Mr Hu's predecessor, Jiang Zemin, retained his influence throughout Mr Hu's tenure.

Hu Jintao speaks to the press after arriving at Hong Kong's International airport, 29 Jun 2012 Hu Jintao rarely give unscripted press conferences

Analysts agree that during his time in power, Mr Hu tried to give more consideration to the plight of ordinary people. He has repeatedly promoted the importance of attaining a "harmonious society", which would bridge the yawning gap between China's rich and poor.

Hu Jintao's speeches also call for "scientific development", a push for policies balancing the importance of social welfare in addition to economic growth.

Nonetheless, during Mr Hu's time at the helm of the Chinese government, China's wealthy coastal provinces continued to develop at a much faster rate than the country's interior regions. Mr Hu's dream of fostering a large Chinese middle class has yet to be realised.

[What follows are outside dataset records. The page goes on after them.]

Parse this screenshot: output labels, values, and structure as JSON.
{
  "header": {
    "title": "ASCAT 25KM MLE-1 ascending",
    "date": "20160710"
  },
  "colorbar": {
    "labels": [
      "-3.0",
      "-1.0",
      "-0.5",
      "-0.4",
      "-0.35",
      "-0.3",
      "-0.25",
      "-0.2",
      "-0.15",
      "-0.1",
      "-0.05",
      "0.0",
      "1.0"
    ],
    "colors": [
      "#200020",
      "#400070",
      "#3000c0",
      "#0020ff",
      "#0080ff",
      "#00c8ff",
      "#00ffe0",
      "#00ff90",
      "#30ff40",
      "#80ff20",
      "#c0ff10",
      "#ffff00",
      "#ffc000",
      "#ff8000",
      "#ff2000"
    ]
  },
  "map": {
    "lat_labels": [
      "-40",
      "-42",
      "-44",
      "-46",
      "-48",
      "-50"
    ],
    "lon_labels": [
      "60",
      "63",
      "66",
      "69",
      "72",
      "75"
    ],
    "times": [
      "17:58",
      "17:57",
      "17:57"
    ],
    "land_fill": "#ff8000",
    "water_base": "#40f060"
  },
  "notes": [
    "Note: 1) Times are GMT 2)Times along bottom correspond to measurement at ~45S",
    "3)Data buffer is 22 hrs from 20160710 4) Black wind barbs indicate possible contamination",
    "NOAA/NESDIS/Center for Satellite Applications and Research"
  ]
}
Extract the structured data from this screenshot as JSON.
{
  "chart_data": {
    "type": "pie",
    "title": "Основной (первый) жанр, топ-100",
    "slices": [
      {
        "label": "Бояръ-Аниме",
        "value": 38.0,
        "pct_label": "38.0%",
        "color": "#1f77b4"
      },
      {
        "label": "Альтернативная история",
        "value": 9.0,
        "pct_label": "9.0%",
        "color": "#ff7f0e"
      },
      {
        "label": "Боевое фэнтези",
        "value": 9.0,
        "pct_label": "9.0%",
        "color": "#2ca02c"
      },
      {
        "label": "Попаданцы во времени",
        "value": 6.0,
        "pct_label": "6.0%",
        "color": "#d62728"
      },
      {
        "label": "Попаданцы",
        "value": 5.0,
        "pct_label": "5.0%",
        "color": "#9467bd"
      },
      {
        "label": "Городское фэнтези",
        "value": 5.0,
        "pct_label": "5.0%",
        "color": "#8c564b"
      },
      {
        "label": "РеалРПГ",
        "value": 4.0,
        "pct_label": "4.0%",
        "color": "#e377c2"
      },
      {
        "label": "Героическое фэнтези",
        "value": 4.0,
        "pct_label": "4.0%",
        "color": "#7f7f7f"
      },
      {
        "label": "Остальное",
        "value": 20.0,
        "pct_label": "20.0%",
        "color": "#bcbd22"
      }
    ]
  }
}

When Mr Hu assumed the presidency, he worked to make the party elites seem more accessible, for example, by eliminating the elaborate ceremonies saluting China's top leaders when they travelled overseas.

On Chinese New Year, he was often pictured sharing simple meals with Chinese peasants instead of enjoying grandiose banquets in Beijing.

Mr Hu promised to tackle government corruption, but there are few signs that he was able to do so.

The last two years of Mr Hu's presidency were overshadowed by revelations that many top Communist Party members had enriched themselves at the hands of the state, including disgraced populist leader, Bo Xilai.

Though Mr Hu may have lost some internal political battles, he has always been a faithful follower of the party line.

Deng Xiaoping promoted Mr Hu to the party's ruling Politburo in 1992, thereby earmarking him to succeed Jiang Zemin as the "core" of the Communist Party's fourth generation of leaders.

The iron fist

Hu Jintao was born in 1942, and he is the first leader whose party career began after the Communist takeover in 1949.

Official biographies say he was born in eastern Anhui province, and joined the party at the height of the Cultural Revolution in 1964 when he was studying hydroelectric engineering at Beijing's prestigious Tsinghua University.

One entry - excised after he took over as party chief - mentioned his liking for table tennis and ballroom dancing. In university, he was known to "dance solo at parties", according to China's People's Daily newspaper.

Hu Jintao (L) Jiang Zemin (C) and Deng Xiaoping (R) meets delegates of the Communist Party Central Committee in Beijing, 19 Oct 1992 Mr Hu (left) was Deng Xiaoping's protégé, not Jiang Zemin's

After graduating, he worked his way up through the ranks in the Ministry of Water Conservancy and Power.

Mr Hu once admitted he did not plan to have a career in politics. However, his successful rise within the Communist Party began after Deng Xiaoping's ascension to power in the late 1970s.

He was one of several young administrators promoted rapidly because of their performance or patrons.

Hu Jintao has served in key posts in some of China's poorest and most remote provinces. He headed the Communist Youth League in Gansu and became party chief in Tibet and Guizhou.

In Tibet, he demonstrated his toughness when he responded to separatist protests by declaring martial law, paving the way for similarly harsh measures to be used to end the Tiananmen Square demonstrations in Beijing.

When Mr Hu returned to Beijing as a member of the Politburo's seven-man Standing Committee in 1992, he took over key tasks such as handling personnel matters and supervising the ideological training of top officials.

According to the People's Daily, Mr Hu said: "A good leader must have firm beliefs and lofty pursuits, do solid work, seek no fame or gain, do away with a bureaucratic air and share the feelings of the masses."